Mayor of San Antonio
- In office January 1811 – February 1811
- In office 1824–1825
- In office 1829–1830

Personal details
- Born: January 5, 1781 San Antonio de Béjar, Texas
- Died: September 6, 1836 (aged 55) Villa de San Fernando, San Antonio, Texas
- Spouse: Petra Zambrano
- Profession: land commissioner and mayor of San Antonio

= Gaspar Flores de Abrego =

American politician

José Gaspar Flores de Abrego (1781–1836) was a Tejano who served three terms as the mayor of San Antonio, Texas. He was also a land commissioner and associate of Austin's early colonists. Gaspar Flores was a member of a group opposing the dictatorial actions of the President of Mexico, Antonio Lopez de Santa Anna, and is known to have attended their first meeting in Bexar as well as the first revolutionary convention ever held in the city on November 15, 1834 (held by the anti-centralist opposition). He was one of the 35 men who signed the anti-Centralist document which was presented at the convention.

== Early life and family ==
José Gaspar María Flores de Abrego was born in San Antonio de Béjar as the son of Vicente Flores and Maria Antonia de las Fuentes Fernandes, descendants of Texas' first settlers, from the Canary Islands.

He was the great-grandson of the first alguacil mayor of San Antonio, Vicente Álvarez Travieso (1731–1779). In 1827, he was acting land commissioner for the Austin colony, issuing 35 land titles. He was elected as mayor of San Antonio in 1811, 1819, 1824, 1829, and 1834.

==Involvement in the Texas Revolution==
Gaspar Flores attended the first meeting in Bexar and the first revolutionary convention ever held in the city on November 15, 1834. Flores was Treasury administrator in the 1830s and signed the anti-Centralist document which was presented at the convention.

In 1835, Santa Anna dissolved Congress and enforced his political power in all the state governments of Mexico, including Coahuila and Texas. When the Colonel Domingo Ugartechea with his troops arrived to San Antonio, Flores opposed the colonel's requirement and relinquish the Treasury's official documents.

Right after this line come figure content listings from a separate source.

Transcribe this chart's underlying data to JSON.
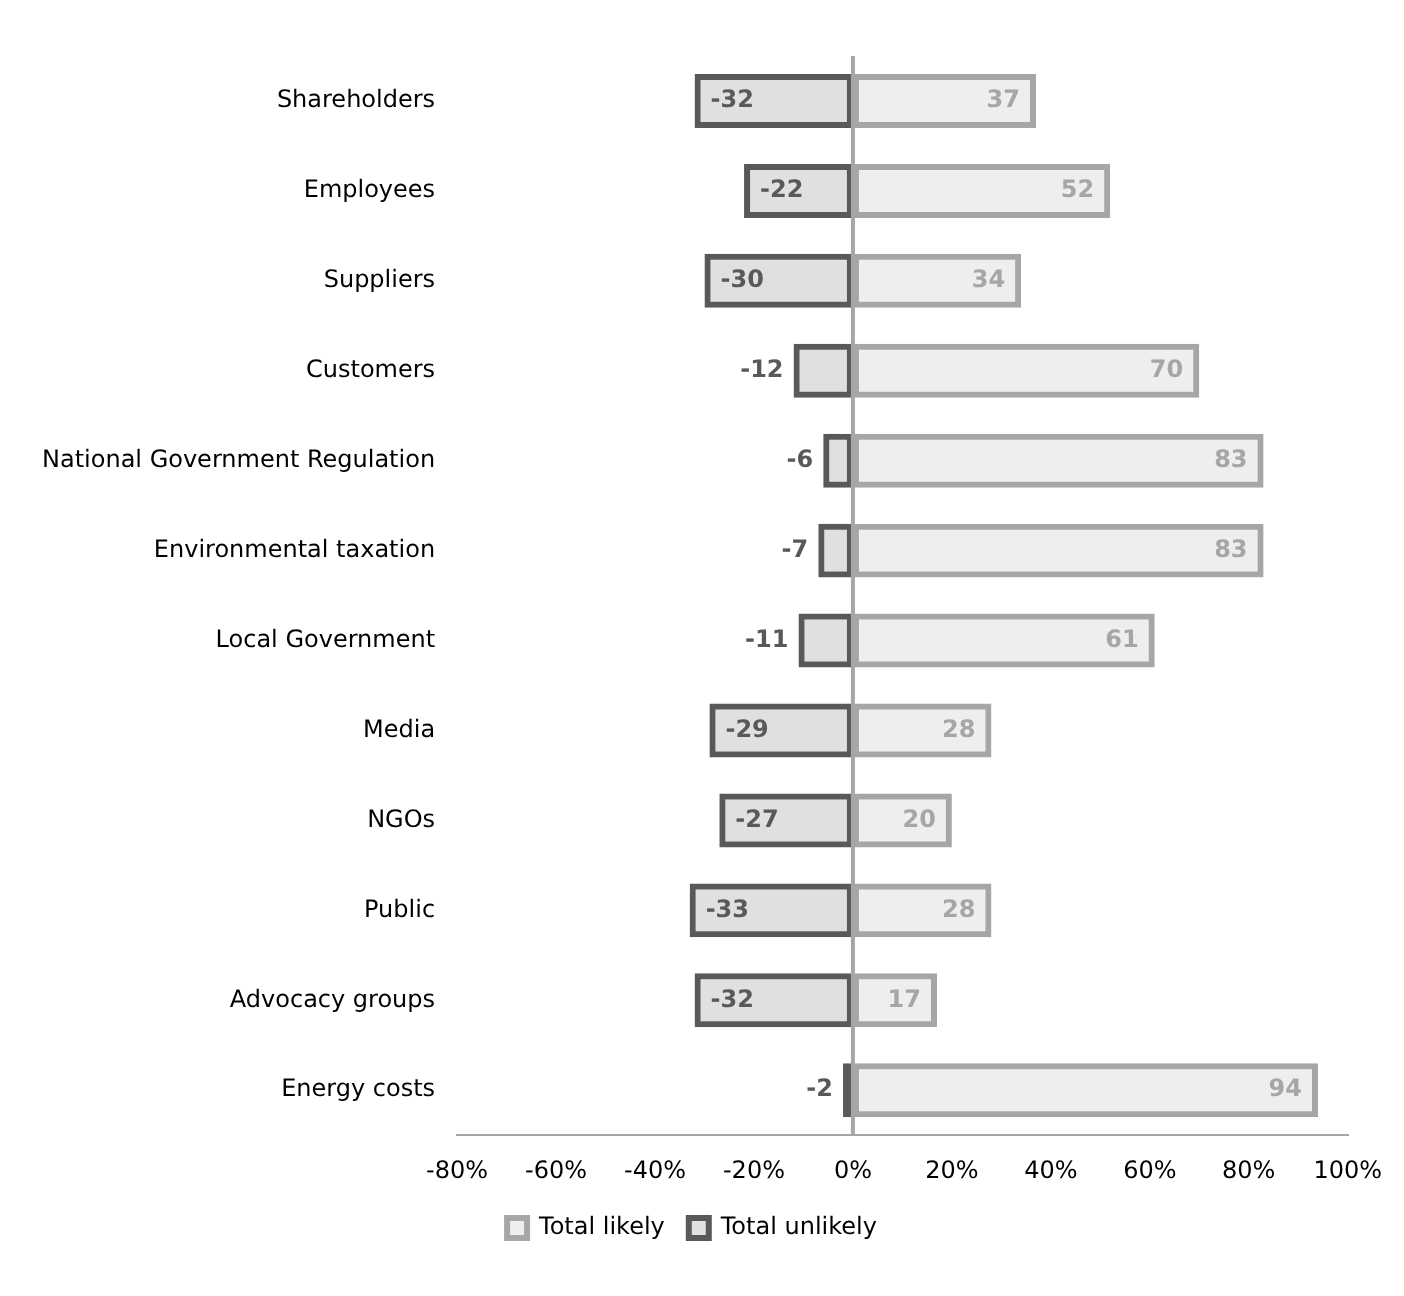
{
  "chart_data": {
    "type": "bar",
    "orientation": "horizontal",
    "stacked": true,
    "categories": [
      "Shareholders",
      "Employees",
      "Suppliers",
      "Customers",
      "National Government Regulation",
      "Environmental taxation",
      "Local Government",
      "Media",
      "NGOs",
      "Public",
      "Advocacy groups",
      "Energy costs"
    ],
    "series": [
      {
        "name": "Total likely",
        "color": "#a6a6a6",
        "values": [
          37,
          52,
          34,
          70,
          83,
          83,
          61,
          28,
          20,
          28,
          17,
          94
        ]
      },
      {
        "name": "Total unlikely",
        "color": "#595959",
        "values": [
          -32,
          -22,
          -30,
          -12,
          -6,
          -7,
          -11,
          -29,
          -27,
          -33,
          -32,
          -2
        ]
      }
    ],
    "xlim": [
      -80,
      100
    ],
    "xticks": [
      {
        "value": -80,
        "label": "-80%"
      },
      {
        "value": -60,
        "label": "-60%"
      },
      {
        "value": -40,
        "label": "-40%"
      },
      {
        "value": -20,
        "label": "-20%"
      },
      {
        "value": 0,
        "label": "0%"
      },
      {
        "value": 20,
        "label": "20%"
      },
      {
        "value": 40,
        "label": "40%"
      },
      {
        "value": 60,
        "label": "60%"
      },
      {
        "value": 80,
        "label": "80%"
      },
      {
        "value": 100,
        "label": "100%"
      }
    ],
    "ref_lines": [
      {
        "axis": "x",
        "value": 0,
        "color": "#a6a6a6"
      }
    ],
    "data_labels": true,
    "legend": "bottom",
    "grid": false
  }
}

Subsequently, Santa Anna sent other troop, led by General Martin Perfecto de Cos, to San Antonio to control the city. However, in December 1835 a group of Texians fought against them and expelled them from San Antonio and Texas during the siege of Bexar. Flores went to the aid of those who had decided to stay in Bexar after the battle, supplying them food, cattle and other goods. Taking advantage of the meeting of the Mexican soldiers with the residents of San Antonio in January 1836, Flores worked in a committee in order to elaborate possible resolutions to the conflict.

In February 1836, elections in Texas took place. Each city elected four delegates to represent them at the convention that would take place on the first of March; Gaspar Flores was one of the delegates chosen in Bexar, though José Antonio Navarro, José Francisco Ruiz and Erasmo Seguin all opposed him in the political race.

Two weeks later, Texas received information that Santa Anna was on its way to Texas to occupy San Antonio with several thousand troops. However, almost immediately after the town had heard the news young men joined the local militia or acted as messengers. After the fall of the Alamo, Flores and Seguin brought many families to eastern Texas, to protect them from conflict.

Flores died on September 6, 1836, after the battle of San Jacinto, having managed to go a few miles east of San Felipe. He probably died of a fever that struck the area.

He married twice. His second wife, Petra Zambrano, his son Nicholas, and his two sons-in-law were bequeathed his possessions on February 11, 1837.